CTL, an important component of CMI, is indispensable for protection against viruses and is often intermediary of cross protective immunity [21]. Anti-BTV CTL showing serotype cross-reactivity have been detected in mice and sheep with peak CTL response observed between 7 and 21 DPC [19, 40]. In the present study, enhanced activity of CMI was observed at 7 DPC which in lined with high Ct value of viral load in vaccinated sheep. CD8+ T cell response was also significantly different between vaccinated and unvaccinated animals. However, the viral load detected in vaccinated sheep was lower than the unvaccinated one's and this could be due to the enhanced activity of CD8 T-lymphocytes in killing the infected cells in vaccinated sheep. Further, it probably explains the transient viraemia and significant reduction in average clinical score (ACS) values observed in vaccinated sheep than unvaccinated ones (data not shown).

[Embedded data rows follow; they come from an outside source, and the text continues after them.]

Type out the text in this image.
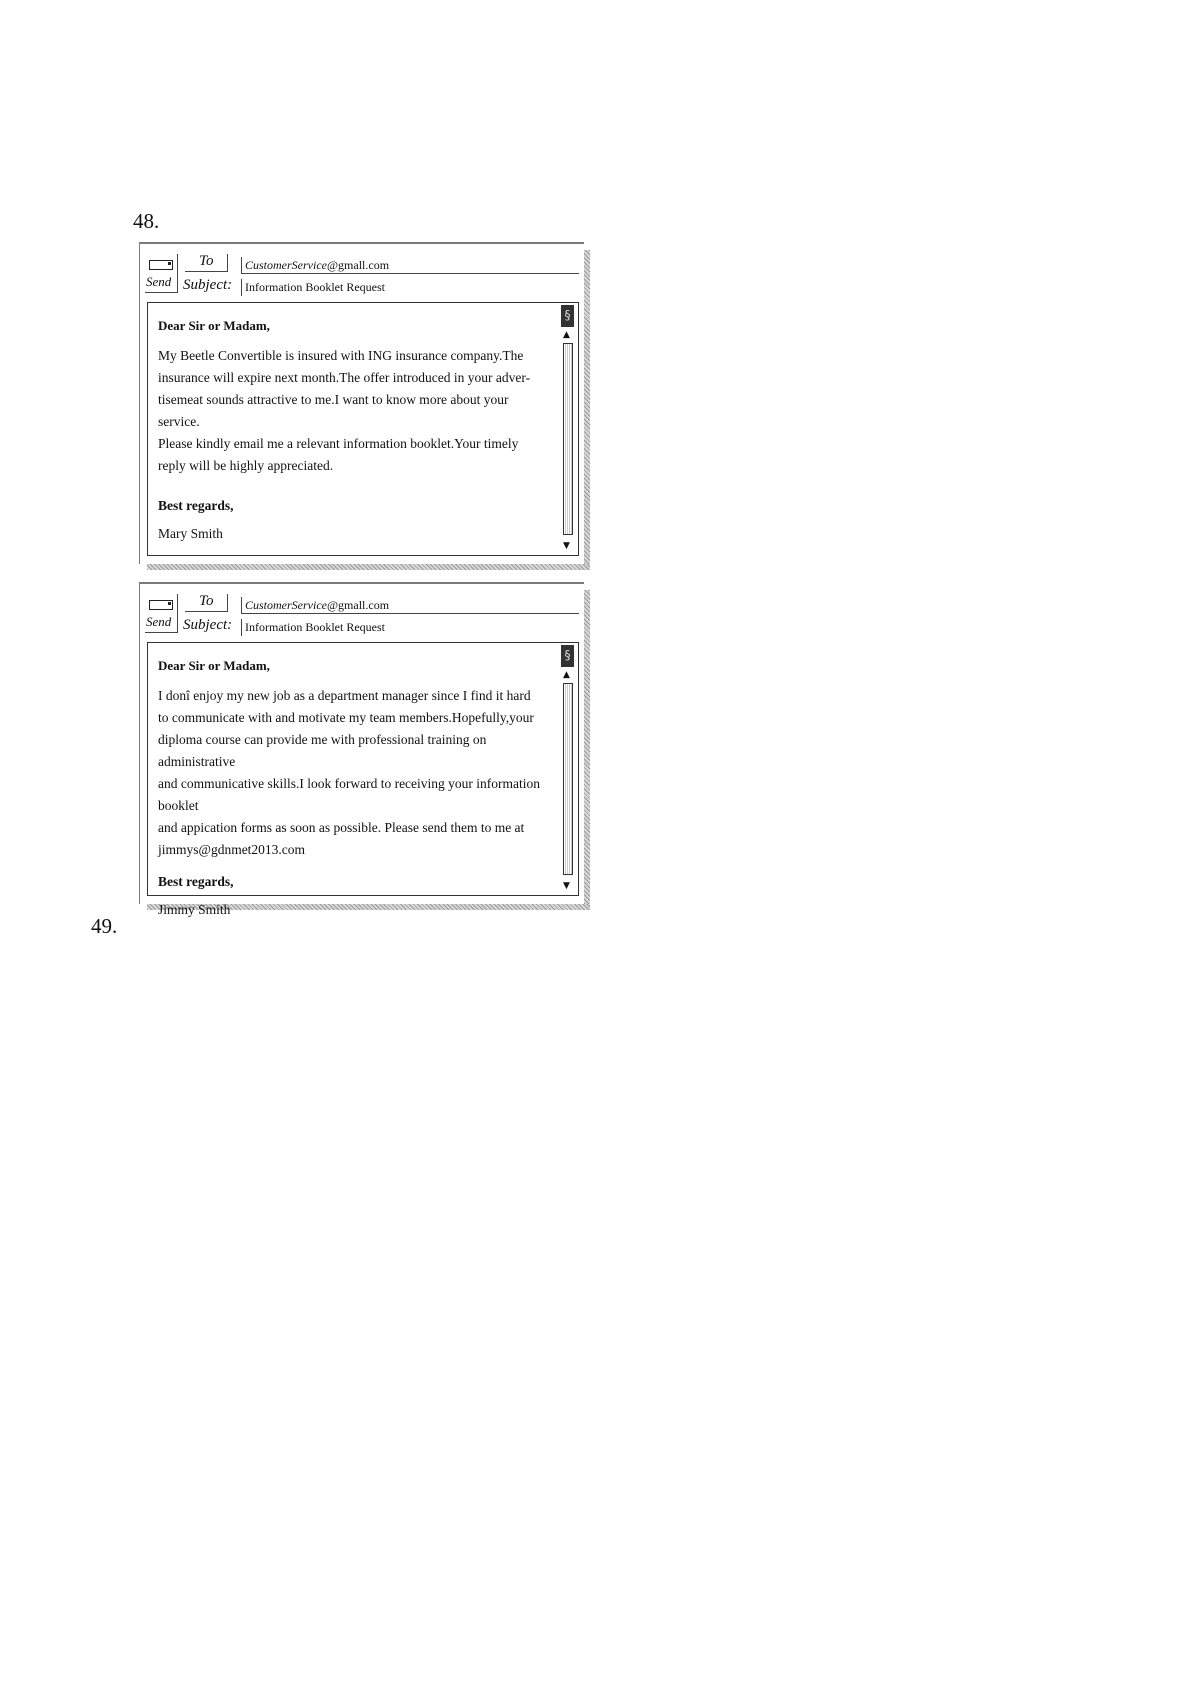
48.
Send
To
Subject:
CustomerService@gmall.com
Information Booklet Request
Dear Sir or Madam,
My Beetle Convertible is insured with ING insurance company.The
insurance will expire next month.The offer introduced in your adver-
tisemeat sounds attractive to me.I want to know more about your service.
Please kindly email me a relevant information booklet.Your timely
reply will be highly appreciated.
Best regards,
Mary Smith
§
▲
▼
Send
To
Subject:
CustomerService@gmall.com
Information Booklet Request
Dear Sir or Madam,
I donî enjoy my new job as a department manager since I find it hard
to communicate with and motivate my team members.Hopefully,your
diploma course can provide me with professional training on administrative
and communicative skills.I look forward to receiving your information booklet
and appication forms as soon as possible. Please send them to me at
jimmys@gdnmet2013.com
Best regards,
Jimmy Smith
§
▲
▼
49.
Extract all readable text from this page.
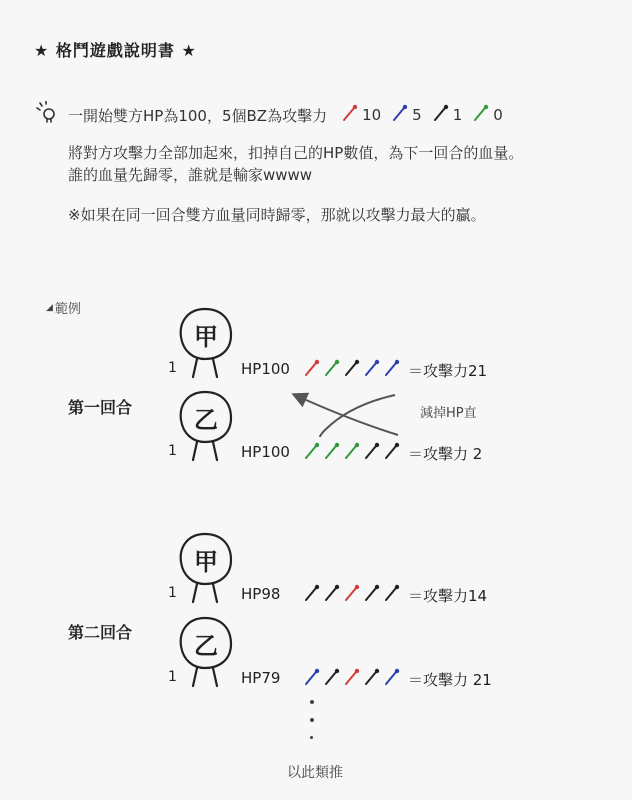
★ 格鬥遊戲說明書 ★
一開始雙方HP為100，5個BZ為攻擊力 10 5 1 0
將對方攻擊力全部加起來，扣掉自己的HP數值，為下一回合的血量。
誰的血量先歸零，誰就是輸家wwww
※如果在同一回合雙方血量同時歸零，那就以攻擊力最大的贏。
◢ 範例
第一回合
第二回合
甲
1	HP100	＝攻擊力21
乙
1	HP100	＝攻擊力 2
甲
1	HP98	＝攻擊力14
乙
1	HP79	＝攻擊力 21
減掉HP直
以此類推
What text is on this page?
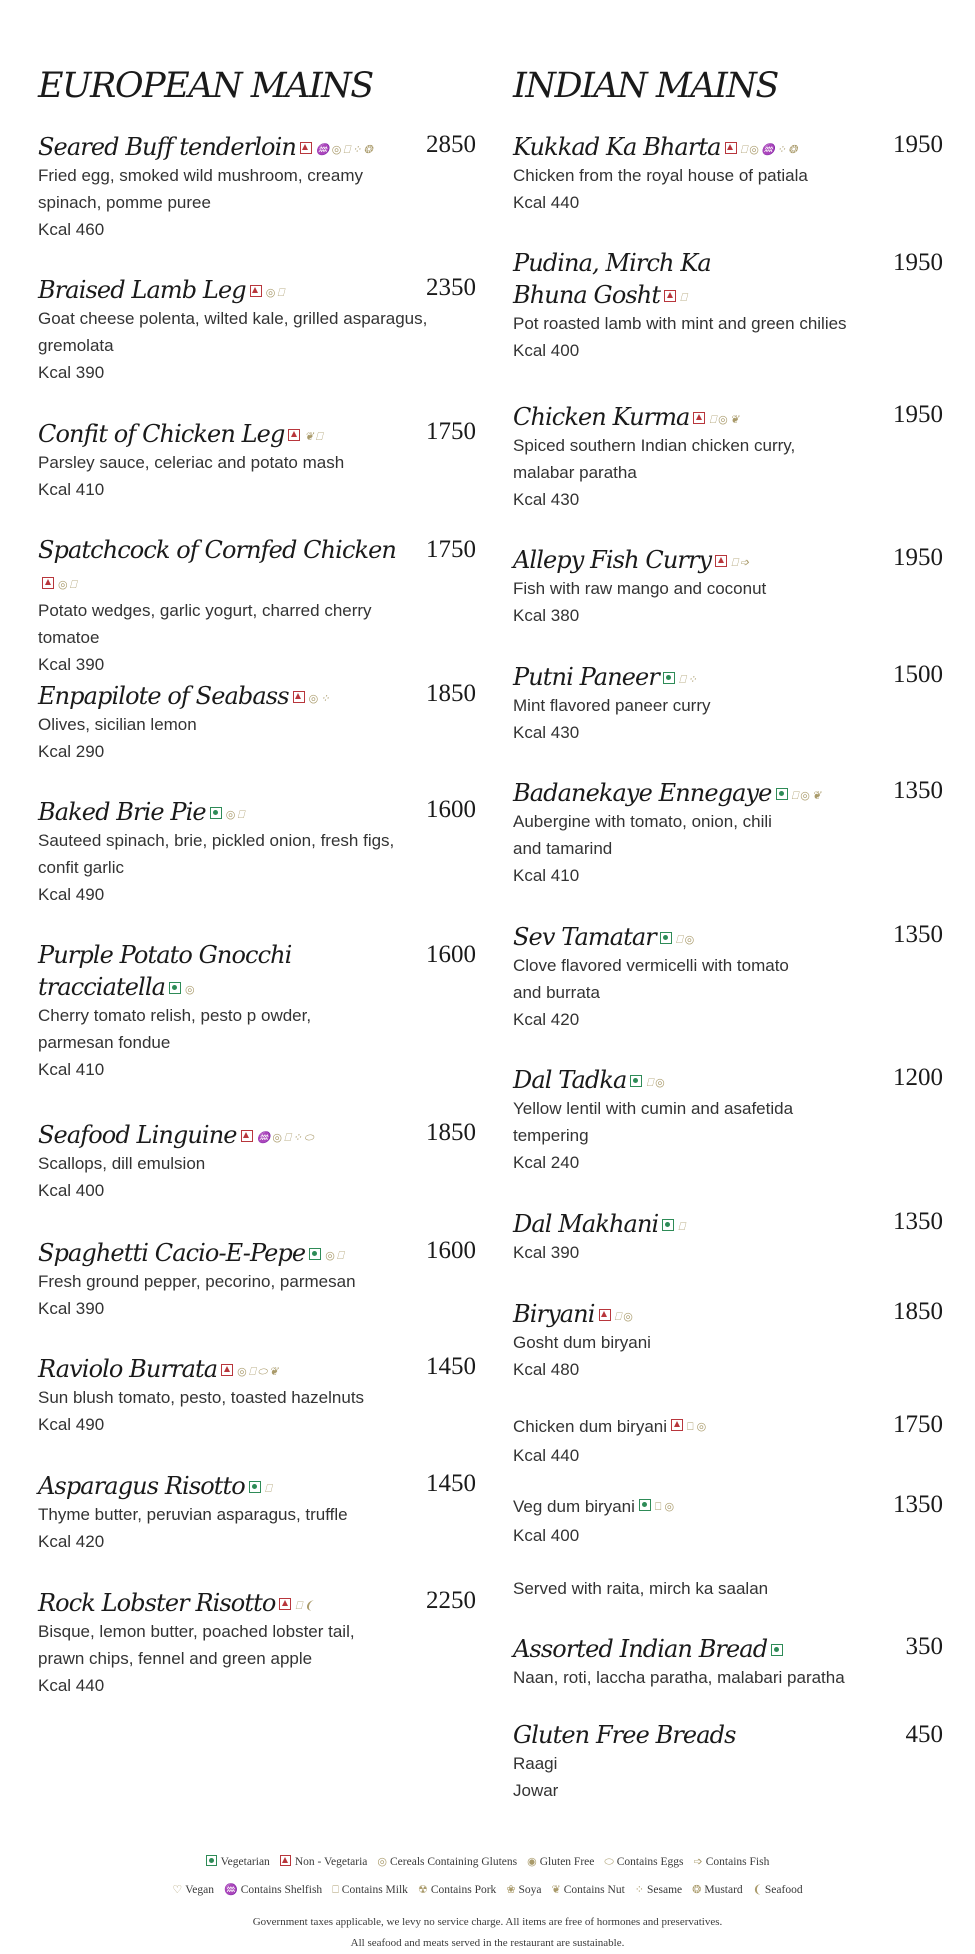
EUROPEAN MAINS
Seared Buff tenderloin ♒ ◎ ⎕ ⁘ ❂ 2850
Fried egg, smoked wild mushroom, creamy
spinach, pomme puree
Kcal 460
Braised Lamb Leg ◎ ⎕	2350
Goat cheese polenta, wilted kale, grilled asparagus,
gremolata
Kcal 390
Confit of Chicken Leg ❦ ⎕	1750
Parsley sauce, celeriac and potato mash
Kcal 410
Spatchcock of Cornfed Chicken◎ ⎕
1750
Potato wedges, garlic yogurt, charred cherry
tomatoe
Kcal 390
Enpapilote of Seabass ◎ ⁘	1850
Olives, sicilian lemon
Kcal 290
Baked Brie Pie ◎ ⎕	1600
Sauteed spinach, brie, pickled onion, fresh figs,
confit garlic
Kcal 490
Purple Potato Gnocchi
tracciatella ◎
1600
Cherry tomato relish, pesto p owder,
parmesan fondue
Kcal 410
Seafood Linguine ♒ ◎ ⎕ ⁘ ⬭	1850
Scallops, dill emulsion
Kcal 400
Spaghetti Cacio-E-Pepe ◎ ⎕	1600
Fresh ground pepper, pecorino, parmesan
Kcal 390
Raviolo Burrata ◎ ⎕ ⬭ ❦	1450
Sun blush tomato, pesto, toasted hazelnuts
Kcal 490
Asparagus Risotto ⎕	1450
Thyme butter, peruvian asparagus, truffle
Kcal 420
Rock Lobster Risotto ⎕ ❨	2250
Bisque, lemon butter, poached lobster tail,
prawn chips, fennel and green apple
Kcal 440
INDIAN MAINS
Kukkad Ka Bharta ⎕ ◎ ♒ ⁘ ❂	1950
Chicken from the royal house of patiala
Kcal 440
Pudina, Mirch Ka
Bhuna Gosht ⎕
1950
Pot roasted lamb with mint and green chilies
Kcal 400
Chicken Kurma ⎕ ◎ ❦	1950
Spiced southern Indian chicken curry,
malabar paratha
Kcal 430
Allepy Fish Curry ⎕ ➩	1950
Fish with raw mango and coconut
Kcal 380
Putni Paneer ⎕ ⁘	1500
Mint flavored paneer curry
Kcal 430
Badanekaye Ennegaye ⎕ ◎ ❦	1350
Aubergine with tomato, onion, chili
and tamarind
Kcal 410
Sev Tamatar ⎕ ◎	1350
Clove flavored vermicelli with tomato
and burrata
Kcal 420
Dal Tadka ⎕ ◎	1200
Yellow lentil with cumin and asafetida
tempering
Kcal 240
Dal Makhani ⎕	1350
Kcal 390
Biryani ⎕ ◎	1850
Gosht dum biryani
Kcal 480
Chicken dum biryani ⎕ ◎	1750
Kcal 440
Veg dum biryani ⎕ ◎	1350
Kcal 400
Served with raita, mirch ka saalan
Assorted Indian Bread	350
Naan, roti, laccha paratha, malabari paratha
Gluten Free Breads	450
Raagi
Jowar
Vegetarian Non - Vegetaria ◎ Cereals Containing Glutens ◉ Gluten Free ⬭ Contains Eggs ➩ Contains Fish
♡ Vegan ♒ Contains Shelfish ⎕ Contains Milk ☢ Contains Pork ❀ Soya ❦ Contains Nut ⁘ Sesame ❂ Mustard ❨ Seafood
Government taxes applicable, we levy no service charge. All items are free of hormones and preservatives.
All seafood and meats served in the restaurant are sustainable.
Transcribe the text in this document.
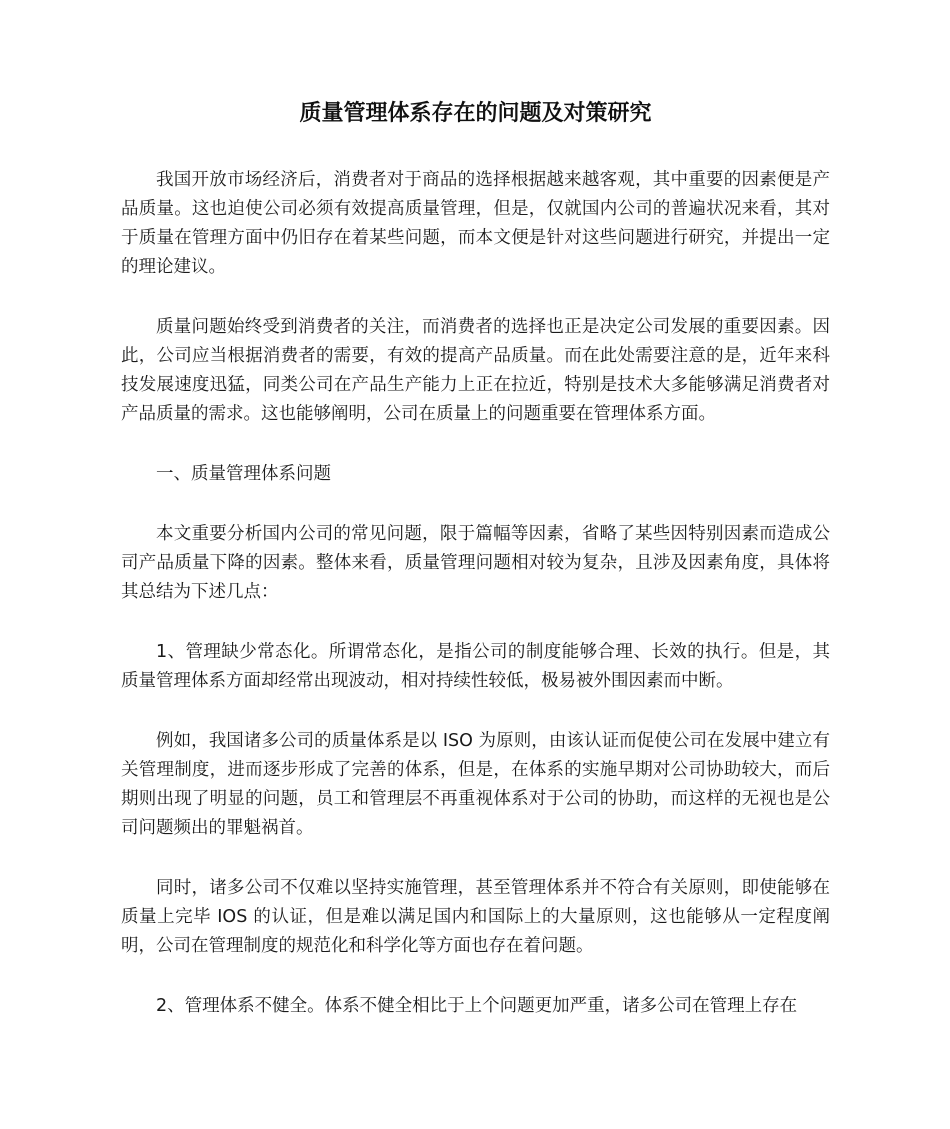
质量管理体系存在的问题及对策研究

我国开放市场经济后，消费者对于商品的选择根据越来越客观，其中重要的因素便是产品质量。这也迫使公司必须有效提高质量管理，但是，仅就国内公司的普遍状况来看，其对于质量在管理方面中仍旧存在着某些问题，而本文便是针对这些问题进行研究，并提出一定的理论建议。

质量问题始终受到消费者的关注，而消费者的选择也正是决定公司发展的重要因素。因此，公司应当根据消费者的需要，有效的提高产品质量。而在此处需要注意的是，近年来科技发展速度迅猛，同类公司在产品生产能力上正在拉近，特别是技术大多能够满足消费者对产品质量的需求。这也能够阐明，公司在质量上的问题重要在管理体系方面。

一、质量管理体系问题

本文重要分析国内公司的常见问题，限于篇幅等因素，省略了某些因特别因素而造成公司产品质量下降的因素。整体来看，质量管理问题相对较为复杂，且涉及因素角度，具体将其总结为下述几点：

1、管理缺少常态化。所谓常态化，是指公司的制度能够合理、长效的执行。但是，其质量管理体系方面却经常出现波动，相对持续性较低，极易被外围因素而中断。

例如，我国诸多公司的质量体系是以 ISO 为原则，由该认证而促使公司在发展中建立有关管理制度，进而逐步形成了完善的体系，但是，在体系的实施早期对公司协助较大，而后期则出现了明显的问题，员工和管理层不再重视体系对于公司的协助，而这样的无视也是公司问题频出的罪魁祸首。

同时，诸多公司不仅难以坚持实施管理，甚至管理体系并不符合有关原则，即使能够在质量上完毕 IOS 的认证，但是难以满足国内和国际上的大量原则，这也能够从一定程度阐明，公司在管理制度的规范化和科学化等方面也存在着问题。

2、管理体系不健全。体系不健全相比于上个问题更加严重，诸多公司在管理上存在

In the present study the mean ± SD percentage of CD4+ T lymphocytes represented 11.68 ± 2.2 and 10.85 ± 1.2 of PBMC at 0 DPC for vaccinated and unvaccinated animals respectively. After challenge, the level decreased significantly between days 3 and 7 and then enhanced for the rest of the trial. There was a significant difference (P < 0.05) between vaccinated and unvaccinated animals in the CD4+ T proportion. This result is in agreement with de Diego et al. [40] and Umeshappa et al. [19] who found low level of CD4+ T cells after challenge. All the above data put forward the evidence of development of enhanced CMI in BEI-inactivated montanide adjuvanted pentavalent bluetongue vaccination in sheep.